In science and technology things develop in many areas concurrently and at some point stars suddenly align and boom things happen extremely quickly.
It's a bit like small drones these days. They require small powerful motors, high energy density batteries, and integrated semiconductors. All those technologies developed independently and then as soon as they all became available, boom, drones everywhere.
I never got these kinds of statements. What on earth are you comparing us to? Somehow people who make the above statement never remark how slow it was moving from the development of agriculture to being sedentary, for instance.
Do I have evidence for this? No. But have people changed since then? Also no.
The two versions given there are contradictory: "unearthed not far from Babylon and dated back to 2800 B.C." can not be true together with "attributed to an Assyrian stone tablet of about 2800 B.C.".
Assyria was far from Babylon, far towards the North.
Moreover, neither Assyria nor Babylon were places of any importance around 2800 B.C.
At that early time, there were neither Babylonian nor Assyrian tablets, but only Sumerian tablets (or in the neighboring lands there were Proto-Elamite tablets).
Unlike the later Sumerian tablets, e.g. those after 2500 B.C., the tablets from around 2800 B.C. use an archaic variant of the cuneiform writing system which can be deciphered only with great uncertainties.
There is no doubt that it would have been impossible to deduce a coherent text like "The world must be coming to an end. Children no longer obey their parents and every man wants to write a book." from such an archaic tablet.
At most it could have been possible to identify a few known words among incomprehensible gibberish, e.g. "world ... end ... children ... obey ... parents ... man ... tablet". But even a so great number of recognizable words is unlikely to have been found.
Nevertheless, similar texts are quite common in the Mesopotamian literature, but they have been found on much more recent tablets, e.g. from one thousand years after the claimed "2800 B.C." date. Perhaps the date was quoted wrongly and the original claim was about a tablet from 2800 years before present, which could have easily been true about a Babylonian or Assyrian tablet with such a content.
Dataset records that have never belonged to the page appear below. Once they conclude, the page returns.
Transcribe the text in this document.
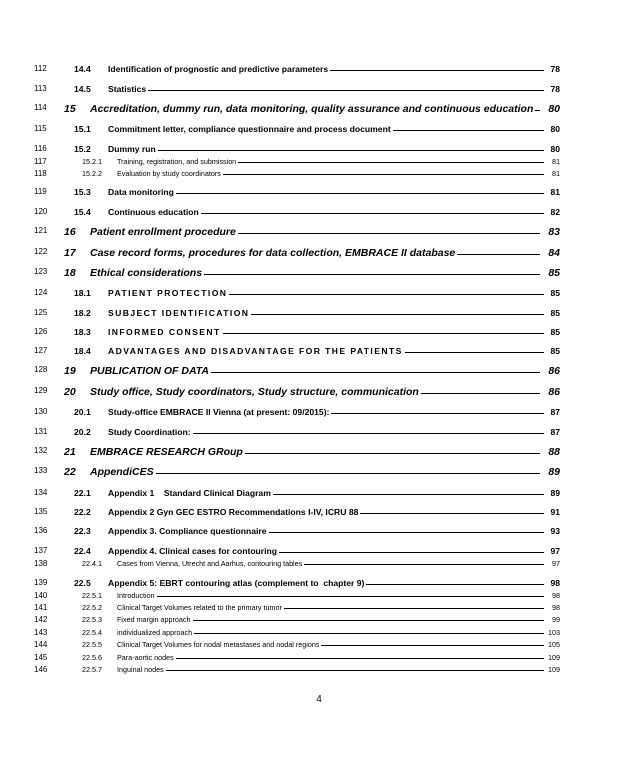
112	14.4	Identification of prognostic and predictive parameters	78
113	14.5	Statistics	78
114	15	Accreditation, dummy run, data monitoring, quality assurance and continuous education	80
115	15.1	Commitment letter, compliance questionnaire and process document	80
116	15.2	Dummy run	80
117	15.2.1	Training, registration, and submission	81
118	15.2.2	Evaluation by study coordinators	81
119	15.3	Data monitoring	81
120	15.4	Continuous education	82
121	16	Patient enrollment procedure	83
122	17	Case record forms, procedures for data collection, EMBRACE II database	84
123	18	Ethical considerations	85
124	18.1	PATIENT PROTECTION	85
125	18.2	SUBJECT IDENTIFICATION	85
126	18.3	INFORMED CONSENT	85
127	18.4	ADVANTAGES AND DISADVANTAGE FOR THE PATIENTS	85
128	19	PUBLICATION OF DATA	86
129	20	Study office, Study coordinators, Study structure, communication	86
130	20.1	Study-office EMBRACE II Vienna (at present: 09/2015):	87
131	20.2	Study Coordination:	87
132	21	EMBRACE RESEARCH GRoup	88
133	22	AppendiCES	89
134	22.1	Appendix 1    Standard Clinical Diagram	89
135	22.2	Appendix 2 Gyn GEC ESTRO Recommendations I-IV, ICRU 88	91
136	22.3	Appendix 3. Compliance questionnaire	93
137	22.4	Appendix 4. Clinical cases for contouring	97
138	22.4.1	Cases from Vienna, Utrecht and Aarhus, contouring tables	97
139	22.5	Appendix 5: EBRT contouring atlas (complement to  chapter 9)	98
140	22.5.1	Introduction	98
141	22.5.2	Clinical Target Volumes related to the primary tumor	98
142	22.5.3	Fixed margin approach	99
143	22.5.4	individualized approach	103
144	22.5.5	Clinical Target Volumes for nodal metastases and nodal regions	105
145	22.5.6	Para-aortic nodes	109
146	22.5.7	Inguinal nodes	109
4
> The reason that the artist immortalized Ushumgal and Shara-igizi-Abzu is that they were involved in a transaction so important that a record of it was carved onto a stone boulder, complete with pictures of the main parties. The roughly drawn cuneiform signs that litter the sides of the boulder, and even extend over the figures themselves, record that this transaction pertained to animals, land, and houses, in large quantities: 450 iku of fields are mentioned (about 158 hectares or 392 acres), along with three houses and some bulls, donkeys, and sheep.
> Unfortunately, the inscription suffers from a dire shortage of verbs, which would have been useful in determining what exactly was going on.